Consumer culture is one in which people are encouraged to purchase many products they don’t need, putting them in a constant cycle of shopping and building debt. A consumerist type of system forces people to work in so-called “wage slavery” where they must put in hours in order to consume supposedly essential goods from a mass-market system. An alternative would be small-scale, localized good production. People can produce their own crops or crafts, and trade their surplus with other local producers to get what they need. This allows everyone a chance to maintain a small business, as well as have access to essential, durable goods like handmade clothing and organic crops. This would promote a happier, healthier existence for everyone, where everyone would have a job and access to quality goods.
I think the biggest issue with our consumer culture starts with the importance placed on profits. Companies that strive only to make a profit leave many other values by the wayside, including making quality products that are built to last, or can at least be safely disposed of after use. Cradle-to-cradle design is a powerful response to this “only for profit” mentality, in which the manufacturer must consider how a product will return to the earth naturally while causing minimal harm, if any. When products are made out of organically based materials (and it is possible!) they break down naturally, and when organic resources return to the earth they create new resources. If we are going to be consumers, that is the consumerist society I want to live in.
Many scholars argue that there is not in fact an alternative to consumer culture, but submit that there alternative approaches to consumer culture within the capitalist system to prevent future environmental degradation. The Treadmill of Production is a theoretical model of today’s global industrialized society. The industrial logic underlying the treadmill is based on the argument that humans are trapped within the system of capitalism, and rely on produced goods and services to survive and be satisfied. Firms within a capitalist market produce goods and services at a rate as rapid as humans consume these goods. Industrialized modern societies maximize profits while externalizing the costs of production, which includes devastating global ecological systems.

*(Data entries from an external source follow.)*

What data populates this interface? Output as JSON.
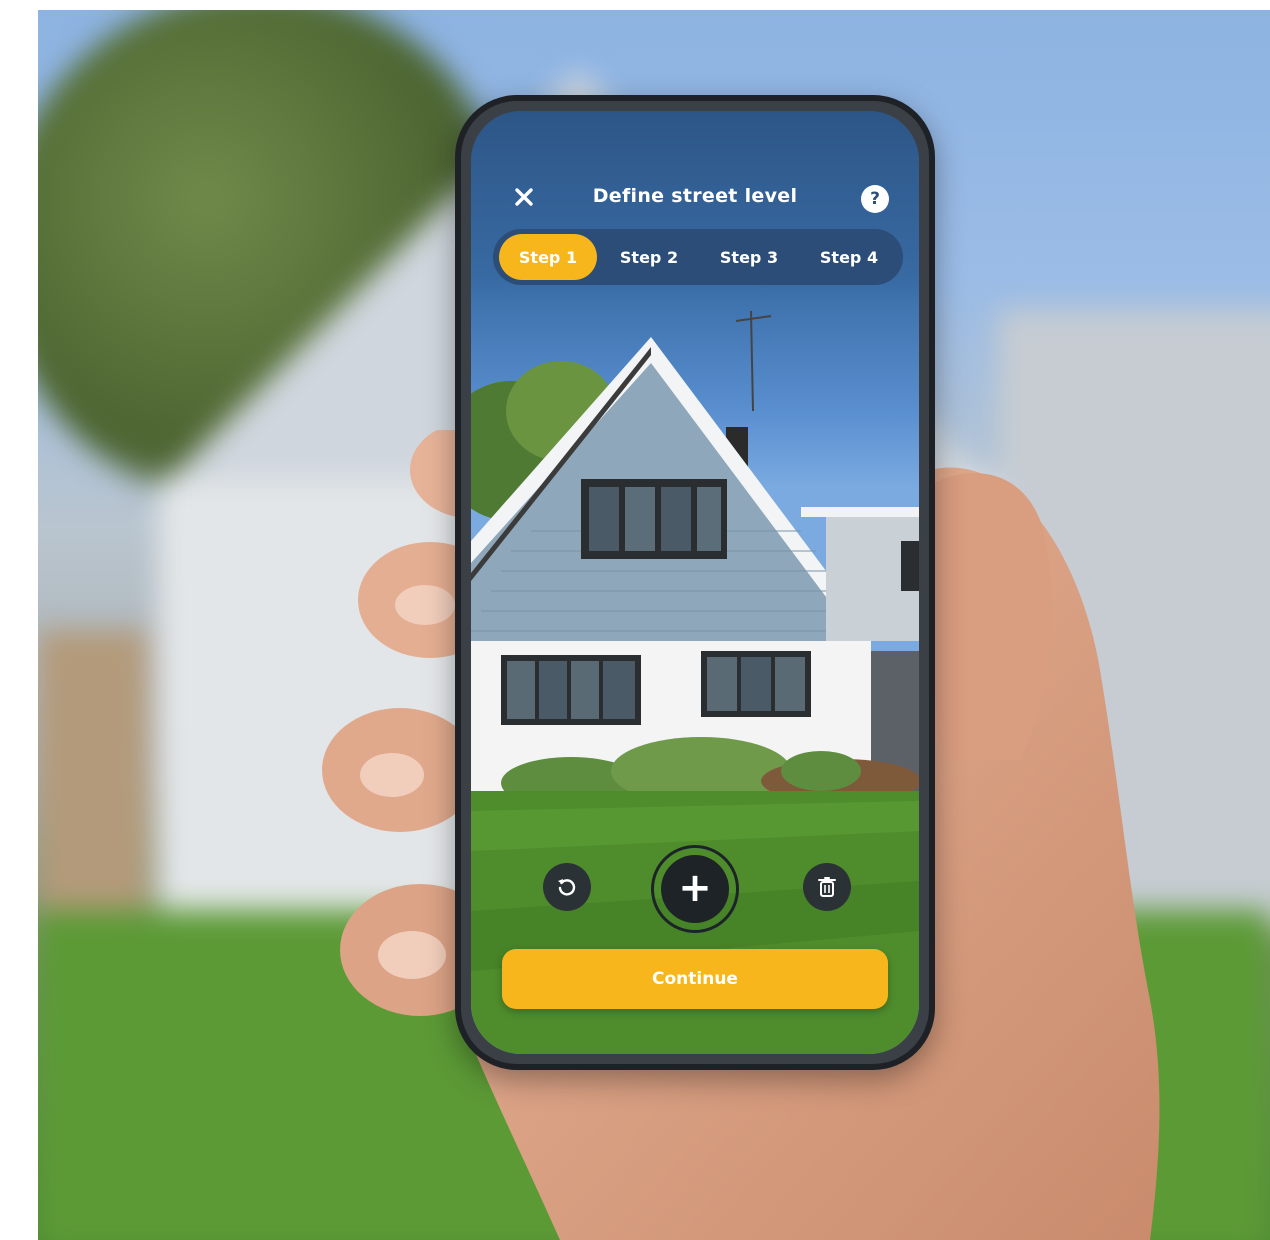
{
  "app": {
    "title": "Define street level"
  },
  "header": {
    "close_icon": "close-icon",
    "help_icon": "help-icon",
    "help_glyph": "?"
  },
  "steps": [
    {
      "label": "Step 1",
      "active": true
    },
    {
      "label": "Step 2",
      "active": false
    },
    {
      "label": "Step 3",
      "active": false
    },
    {
      "label": "Step 4",
      "active": false
    }
  ],
  "controls": {
    "undo_icon": "undo-icon",
    "add_icon": "add-icon",
    "delete_icon": "trash-icon",
    "add_glyph": "+"
  },
  "continue_button": {
    "label": "Continue"
  },
  "colors": {
    "accent": "#f7b61b",
    "steps_bar": "#2b4d78",
    "header_bg": "#2f5b8e"
  }
}
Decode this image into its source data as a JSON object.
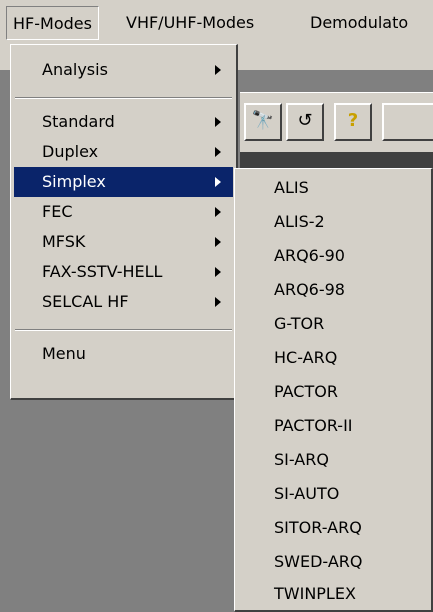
{
  "menubar": {
    "items": [
      {
        "label": "HF-Modes"
      },
      {
        "label": "VHF/UHF-Modes"
      },
      {
        "label": "Demodulato"
      }
    ]
  },
  "hf_menu": {
    "items": [
      {
        "label": "Analysis",
        "has_submenu": true
      },
      {
        "label": "Standard",
        "has_submenu": true
      },
      {
        "label": "Duplex",
        "has_submenu": true
      },
      {
        "label": "Simplex",
        "has_submenu": true,
        "selected": true
      },
      {
        "label": "FEC",
        "has_submenu": true
      },
      {
        "label": "MFSK",
        "has_submenu": true
      },
      {
        "label": "FAX-SSTV-HELL",
        "has_submenu": true
      },
      {
        "label": "SELCAL HF",
        "has_submenu": true
      },
      {
        "label": "Menu",
        "has_submenu": false
      }
    ]
  },
  "simplex_submenu": {
    "items": [
      {
        "label": "ALIS"
      },
      {
        "label": "ALIS-2"
      },
      {
        "label": "ARQ6-90"
      },
      {
        "label": "ARQ6-98"
      },
      {
        "label": "G-TOR"
      },
      {
        "label": "HC-ARQ"
      },
      {
        "label": "PACTOR"
      },
      {
        "label": "PACTOR-II"
      },
      {
        "label": "SI-ARQ"
      },
      {
        "label": "SI-AUTO"
      },
      {
        "label": "SITOR-ARQ"
      },
      {
        "label": "SWED-ARQ"
      },
      {
        "label": "TWINPLEX"
      }
    ]
  },
  "toolbar": {
    "buttons": [
      {
        "icon": "binoculars-icon"
      },
      {
        "icon": "find-replace-icon"
      },
      {
        "icon": "help-icon"
      }
    ]
  },
  "colors": {
    "face": "#d4d0c8",
    "selection": "#0a246a",
    "workspace": "#808080"
  }
}
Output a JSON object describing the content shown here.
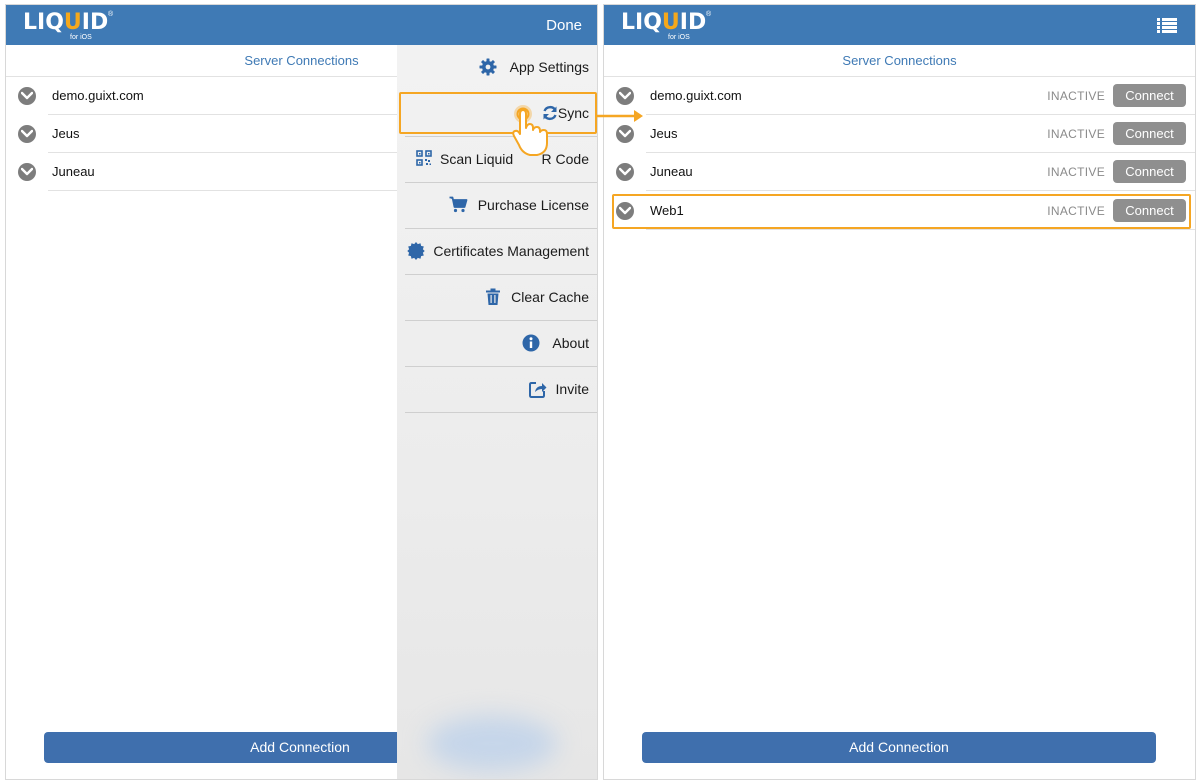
{
  "app": {
    "logo_text_left": "LIQ",
    "logo_text_u": "U",
    "logo_text_right": "ID",
    "logo_sub": "for iOS",
    "logo_reg": "®"
  },
  "left_screen": {
    "done_label": "Done",
    "section_title": "Server Connections",
    "connections": [
      {
        "name": "demo.guixt.com"
      },
      {
        "name": "Jeus"
      },
      {
        "name": "Juneau"
      }
    ],
    "add_button": "Add Connection"
  },
  "menu": {
    "items": [
      {
        "label": "App Settings",
        "icon": "gear-icon"
      },
      {
        "label": "Sync",
        "icon": "sync-icon"
      },
      {
        "label": "Scan Liquid QR Code",
        "visible_label": "Scan Liquid",
        "tail_label": "R Code",
        "icon": "qr-code-icon"
      },
      {
        "label": "Purchase License",
        "icon": "cart-icon"
      },
      {
        "label": "Certificates Management",
        "icon": "certificate-icon"
      },
      {
        "label": "Clear Cache",
        "icon": "trash-icon"
      },
      {
        "label": "About",
        "icon": "info-icon"
      },
      {
        "label": "Invite",
        "icon": "share-icon"
      }
    ]
  },
  "right_screen": {
    "section_title": "Server Connections",
    "connections": [
      {
        "name": "demo.guixt.com",
        "status": "INACTIVE",
        "action": "Connect"
      },
      {
        "name": "Jeus",
        "status": "INACTIVE",
        "action": "Connect"
      },
      {
        "name": "Juneau",
        "status": "INACTIVE",
        "action": "Connect"
      },
      {
        "name": "Web1",
        "status": "INACTIVE",
        "action": "Connect"
      }
    ],
    "add_button": "Add Connection"
  },
  "colors": {
    "header_blue": "#3f7ab5",
    "button_blue": "#3f6fad",
    "highlight_orange": "#f5a623",
    "connect_gray": "#8f8f8f"
  }
}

The Ecological Modernization Theory lies at the forefront of contemporary theories arguing for modernizing technological infrastructure as an alternative to today’s capitalistic system. The idea is that social changes that are likely to accompany the inevitable economic growth will lead to reduced environmental degradation. While this model seems to be a step toward a solution to ecological degradation as a result of capitalism, many critics argue that the social and political changes posed are not effective enough to prevent or reverse the immense ecological and environmental damage done.
A great addition to this conversation is Juliet Schor’s wonderful book Plenitude: The New Economics of True Wealth, in which she argues for a shift away from the business-as-usual approach to economics (and life in general). Nowadays, we tend to put things like efficiency or shareholder value or profit-margin over people – all hallmarks of our current consumption society – over people. Schor argues that we should get back to valuing people above profit margin.